Sympatyczna święta szuka życzliwych czcicieli

Wiem, tytuł jest klikbajtowy, ale teksty poświęcone świętym mają bardzo nikłe zainteresowanie i nie widzę innego sposobu, jak Państwa zachęcić do zaglądania do nich. Proszę się poprawić i czytać o nieznanych w Polsce świętych, a nie będzie tabloidowych tytułów :)

Kościółek św. Hiltrudy w Liessies. Fot. Pierre André Leclercq/Wikimedia Commons

Przyznam, że mam słabość do zapomnianych świętych, ale jest ona podbudowana argumentami. Ci wszyscy święci ludzie, którzy zdołali pomyślnie przejść przez życie na ziemi, mogą modlić się za nas, wspierać nas w naszych dzisiejszych trudach i słabościach, kiedy tylko o to poprosimy. Nie ma sensu, żeby siedzieli w niebie bezrobotni i zapomniani :) Fakt, i tak się wstawiają za żyjącymi dzisiaj, ale ich siły i zdolności można wykorzystać znacznie lepiej. Dotyczy to nie tylko dawno temu żyjących świętych z narodów i kultur, które nie dotrwały do dzisiaj, lecz także setek tysięcy męczenników za wiarę, którzy nie zostali oficjalnie kanonizowani z powodu braku możliwości zebrania odpowiedniej dokumentacji (ostatnio przy opisach kilku grup beatyfikowanych w ostatnich latach męczenników hiszpańskiej wojny domowej zauważyłam wzmiankę zamieszczoną przez bystrych autorów, że stanowią oni tylko niewielką część ofiar, ale w przypadku reszty nie udało się zgromadzić dokumentacji).

Św. Hiltruda z Liessies. Fot. Google.
W innych wypadkach, na przykład męczenników ugandyjskich, Kościół katolicki mógł przyznać oficjalny kult tylko tym z nich, którzy byli katolikami, natomiast nie mógł kanonizować ich współtowarzyszy wyznania anglikańskiego, mimo że z pewnością także są świętymi męczennikami w niebie. Są też setki tysięcy anonimowych chrześcijan, prześladowanych i pomordowanych za wiarę przez wyznawców Allacha, Persów i innych najeźdźców, którzy zajęli chrześcijańskie kilkanaście wieków temu kraje, oraz miliony „zwykłych chrześcijan”, którzy po świątobliwym życiu cieszą się radością nieba. Wszyscy oni mogą orędować za nami, choć poznamy ich dopiero wtedy, kiedy sami tam (miejmy nadzieję) trafimy. Dlatego warto dodawać do różnych litanii i innych modlitw werset: „Wszyscy święci i święte Boże, módlcie się za nami”.

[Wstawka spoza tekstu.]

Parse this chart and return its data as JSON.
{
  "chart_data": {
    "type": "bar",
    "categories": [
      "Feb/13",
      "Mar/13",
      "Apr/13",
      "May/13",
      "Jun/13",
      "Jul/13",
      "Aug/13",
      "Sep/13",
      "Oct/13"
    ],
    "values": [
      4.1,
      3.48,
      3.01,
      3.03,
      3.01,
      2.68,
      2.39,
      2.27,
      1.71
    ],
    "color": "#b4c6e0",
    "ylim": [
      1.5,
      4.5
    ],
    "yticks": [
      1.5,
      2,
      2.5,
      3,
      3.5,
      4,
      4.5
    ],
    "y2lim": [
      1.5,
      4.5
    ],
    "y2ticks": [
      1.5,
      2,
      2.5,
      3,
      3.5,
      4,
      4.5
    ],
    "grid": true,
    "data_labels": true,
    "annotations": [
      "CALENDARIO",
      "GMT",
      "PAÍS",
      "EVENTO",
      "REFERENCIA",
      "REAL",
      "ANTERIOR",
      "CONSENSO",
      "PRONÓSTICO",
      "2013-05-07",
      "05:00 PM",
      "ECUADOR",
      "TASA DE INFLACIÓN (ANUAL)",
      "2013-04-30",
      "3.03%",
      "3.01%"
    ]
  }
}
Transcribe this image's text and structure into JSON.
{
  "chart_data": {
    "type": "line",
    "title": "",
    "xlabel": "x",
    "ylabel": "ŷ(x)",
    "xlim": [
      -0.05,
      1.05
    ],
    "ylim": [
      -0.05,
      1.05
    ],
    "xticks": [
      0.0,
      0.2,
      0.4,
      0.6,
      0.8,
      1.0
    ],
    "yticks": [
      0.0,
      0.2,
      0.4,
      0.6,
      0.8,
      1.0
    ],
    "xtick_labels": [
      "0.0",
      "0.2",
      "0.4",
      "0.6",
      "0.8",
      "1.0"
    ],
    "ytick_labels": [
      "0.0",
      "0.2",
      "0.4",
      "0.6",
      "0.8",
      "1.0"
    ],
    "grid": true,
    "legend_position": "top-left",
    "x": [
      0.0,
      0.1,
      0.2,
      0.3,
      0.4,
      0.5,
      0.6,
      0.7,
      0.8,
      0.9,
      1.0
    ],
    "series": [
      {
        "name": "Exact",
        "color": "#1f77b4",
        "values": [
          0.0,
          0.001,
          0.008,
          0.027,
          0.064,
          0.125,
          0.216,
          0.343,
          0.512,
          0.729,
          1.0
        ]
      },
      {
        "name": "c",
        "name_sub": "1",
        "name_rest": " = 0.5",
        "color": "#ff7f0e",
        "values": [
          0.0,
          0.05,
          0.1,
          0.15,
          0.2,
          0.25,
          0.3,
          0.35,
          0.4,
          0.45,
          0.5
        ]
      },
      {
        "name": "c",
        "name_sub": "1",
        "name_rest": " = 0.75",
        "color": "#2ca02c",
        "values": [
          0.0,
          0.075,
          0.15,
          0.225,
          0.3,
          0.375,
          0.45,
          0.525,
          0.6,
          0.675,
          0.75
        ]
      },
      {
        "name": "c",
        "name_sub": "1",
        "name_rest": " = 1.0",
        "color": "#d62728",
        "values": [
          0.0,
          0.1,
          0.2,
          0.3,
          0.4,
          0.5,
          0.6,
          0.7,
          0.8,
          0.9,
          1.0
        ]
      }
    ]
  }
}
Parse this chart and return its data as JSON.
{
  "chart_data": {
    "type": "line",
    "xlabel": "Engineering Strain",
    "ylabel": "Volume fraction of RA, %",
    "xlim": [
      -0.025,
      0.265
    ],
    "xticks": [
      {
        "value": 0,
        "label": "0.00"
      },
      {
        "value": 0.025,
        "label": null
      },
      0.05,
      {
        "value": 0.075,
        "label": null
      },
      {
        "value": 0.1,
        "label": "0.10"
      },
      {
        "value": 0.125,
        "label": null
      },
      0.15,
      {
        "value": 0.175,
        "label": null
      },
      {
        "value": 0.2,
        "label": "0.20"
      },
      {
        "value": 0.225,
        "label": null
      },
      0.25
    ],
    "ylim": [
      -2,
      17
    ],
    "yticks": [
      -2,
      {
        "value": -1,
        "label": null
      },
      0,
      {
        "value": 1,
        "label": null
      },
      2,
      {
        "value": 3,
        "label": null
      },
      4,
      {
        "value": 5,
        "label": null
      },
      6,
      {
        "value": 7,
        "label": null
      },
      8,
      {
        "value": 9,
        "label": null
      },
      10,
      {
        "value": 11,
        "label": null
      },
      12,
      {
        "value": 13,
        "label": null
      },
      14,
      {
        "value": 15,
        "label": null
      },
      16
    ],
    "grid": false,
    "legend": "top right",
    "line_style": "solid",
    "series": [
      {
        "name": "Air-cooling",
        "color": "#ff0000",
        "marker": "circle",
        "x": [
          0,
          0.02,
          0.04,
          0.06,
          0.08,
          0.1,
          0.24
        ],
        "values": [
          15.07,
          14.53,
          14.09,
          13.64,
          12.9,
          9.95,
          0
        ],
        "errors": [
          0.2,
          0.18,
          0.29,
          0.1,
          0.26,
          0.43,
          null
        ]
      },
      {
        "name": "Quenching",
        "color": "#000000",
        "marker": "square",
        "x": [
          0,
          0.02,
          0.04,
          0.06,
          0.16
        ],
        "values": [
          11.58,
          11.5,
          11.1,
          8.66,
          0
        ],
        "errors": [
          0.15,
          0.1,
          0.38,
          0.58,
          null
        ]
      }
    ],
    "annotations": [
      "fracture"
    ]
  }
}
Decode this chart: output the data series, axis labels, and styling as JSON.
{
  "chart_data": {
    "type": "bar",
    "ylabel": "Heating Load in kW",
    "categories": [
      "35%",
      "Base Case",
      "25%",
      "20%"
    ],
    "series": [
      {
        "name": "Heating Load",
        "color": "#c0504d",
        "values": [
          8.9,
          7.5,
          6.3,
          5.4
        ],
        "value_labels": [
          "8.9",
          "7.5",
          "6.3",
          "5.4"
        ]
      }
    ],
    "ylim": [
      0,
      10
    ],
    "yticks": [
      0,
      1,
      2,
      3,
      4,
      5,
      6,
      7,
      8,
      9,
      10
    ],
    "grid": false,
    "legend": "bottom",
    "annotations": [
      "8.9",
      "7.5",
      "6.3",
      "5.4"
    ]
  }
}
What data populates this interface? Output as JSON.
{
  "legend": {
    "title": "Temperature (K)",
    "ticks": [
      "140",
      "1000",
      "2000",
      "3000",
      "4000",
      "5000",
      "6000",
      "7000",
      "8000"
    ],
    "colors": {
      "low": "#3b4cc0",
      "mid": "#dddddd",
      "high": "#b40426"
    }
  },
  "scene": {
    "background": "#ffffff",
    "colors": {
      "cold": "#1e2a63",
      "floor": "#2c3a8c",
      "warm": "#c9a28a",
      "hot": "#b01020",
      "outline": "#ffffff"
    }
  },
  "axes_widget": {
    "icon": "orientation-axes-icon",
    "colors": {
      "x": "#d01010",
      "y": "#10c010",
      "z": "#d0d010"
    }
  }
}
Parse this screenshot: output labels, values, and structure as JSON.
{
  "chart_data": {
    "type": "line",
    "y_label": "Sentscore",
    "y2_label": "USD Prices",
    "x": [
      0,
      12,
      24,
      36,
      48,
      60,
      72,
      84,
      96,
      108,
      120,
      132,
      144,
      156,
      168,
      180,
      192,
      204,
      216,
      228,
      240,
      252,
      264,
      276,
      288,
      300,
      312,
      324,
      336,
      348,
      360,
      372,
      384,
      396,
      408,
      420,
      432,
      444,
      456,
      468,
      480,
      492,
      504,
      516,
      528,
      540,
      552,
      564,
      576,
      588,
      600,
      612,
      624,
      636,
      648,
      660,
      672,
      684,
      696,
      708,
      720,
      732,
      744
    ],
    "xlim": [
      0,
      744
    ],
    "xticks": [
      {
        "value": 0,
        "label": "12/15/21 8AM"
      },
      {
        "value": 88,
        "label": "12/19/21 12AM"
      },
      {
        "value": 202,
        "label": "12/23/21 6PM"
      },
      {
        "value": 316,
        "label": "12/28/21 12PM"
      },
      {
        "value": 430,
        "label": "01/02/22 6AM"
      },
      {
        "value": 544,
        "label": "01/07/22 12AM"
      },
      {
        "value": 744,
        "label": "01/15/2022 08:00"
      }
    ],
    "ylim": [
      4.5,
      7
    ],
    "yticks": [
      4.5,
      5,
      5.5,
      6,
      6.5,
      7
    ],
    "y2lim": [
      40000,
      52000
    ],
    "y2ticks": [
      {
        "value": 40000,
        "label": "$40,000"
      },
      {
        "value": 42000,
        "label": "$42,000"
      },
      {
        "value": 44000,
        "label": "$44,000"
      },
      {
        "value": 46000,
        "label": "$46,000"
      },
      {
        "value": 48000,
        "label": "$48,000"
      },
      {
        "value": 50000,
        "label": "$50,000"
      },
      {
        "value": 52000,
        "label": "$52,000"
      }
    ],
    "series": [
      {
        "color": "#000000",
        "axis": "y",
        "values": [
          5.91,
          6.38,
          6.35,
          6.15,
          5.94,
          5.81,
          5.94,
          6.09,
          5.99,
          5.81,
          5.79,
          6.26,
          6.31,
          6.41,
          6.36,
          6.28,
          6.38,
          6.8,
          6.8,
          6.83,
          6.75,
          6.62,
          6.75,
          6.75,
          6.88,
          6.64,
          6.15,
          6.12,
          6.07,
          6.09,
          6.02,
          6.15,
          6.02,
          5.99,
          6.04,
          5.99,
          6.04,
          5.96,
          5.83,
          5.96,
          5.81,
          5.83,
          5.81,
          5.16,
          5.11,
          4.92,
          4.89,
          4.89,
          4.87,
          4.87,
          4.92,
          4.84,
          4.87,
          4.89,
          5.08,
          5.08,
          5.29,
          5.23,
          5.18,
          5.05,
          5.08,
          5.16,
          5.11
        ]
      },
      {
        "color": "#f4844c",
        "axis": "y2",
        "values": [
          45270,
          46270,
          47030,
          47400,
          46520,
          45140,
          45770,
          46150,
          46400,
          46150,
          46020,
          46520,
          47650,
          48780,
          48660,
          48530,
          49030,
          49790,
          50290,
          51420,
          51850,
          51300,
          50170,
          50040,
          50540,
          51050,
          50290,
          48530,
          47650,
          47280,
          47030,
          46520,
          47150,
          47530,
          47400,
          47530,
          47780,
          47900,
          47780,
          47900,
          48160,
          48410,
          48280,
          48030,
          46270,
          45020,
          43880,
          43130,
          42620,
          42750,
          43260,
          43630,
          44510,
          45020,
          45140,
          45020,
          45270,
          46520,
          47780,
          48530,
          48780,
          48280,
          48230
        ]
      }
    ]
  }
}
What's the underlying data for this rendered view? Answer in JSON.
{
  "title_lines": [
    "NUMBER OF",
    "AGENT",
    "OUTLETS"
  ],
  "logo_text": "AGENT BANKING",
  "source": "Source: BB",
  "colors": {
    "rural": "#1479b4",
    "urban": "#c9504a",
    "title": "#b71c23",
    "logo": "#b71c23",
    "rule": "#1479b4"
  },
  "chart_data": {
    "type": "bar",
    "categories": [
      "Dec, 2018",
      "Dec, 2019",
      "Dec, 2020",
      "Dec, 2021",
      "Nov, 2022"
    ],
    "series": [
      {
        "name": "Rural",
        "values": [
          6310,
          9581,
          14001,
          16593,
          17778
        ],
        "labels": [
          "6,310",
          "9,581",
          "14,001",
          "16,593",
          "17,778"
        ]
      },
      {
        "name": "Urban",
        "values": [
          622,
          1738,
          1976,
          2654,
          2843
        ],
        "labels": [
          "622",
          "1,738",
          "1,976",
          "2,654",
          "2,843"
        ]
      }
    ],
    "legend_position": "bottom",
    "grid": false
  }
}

Najbardziej ciekawią mnie tacy święci, po których zostało właściwie samo imię i wszelkie wiadomości trzeba z trudem wyszukiwać z pomocą wujka Google’a. Może ono być wymienione w Martylorogium rzymskim lub innych zestawieniach świętych – w języku polskim niezastąpiony jest serwis brewiarz.pl. Tak właśnie jest z dzisiejszą patronką, świętą Hiltrudą. Po dobrej chwili googlania w różnych językach udało mi się ustalić, że jej kult wiąże się z miejscowością Liessies, leżącą w północnej Francji tuż przy granicy belgijskiej. Chodziło zatem o dawne ziemie niderlandzkie, zdobyte przez Francję pod koniec XVII wieku. Strony poświęcone zabytkom doprowadziły mnie w końcu do informacji o niej samej.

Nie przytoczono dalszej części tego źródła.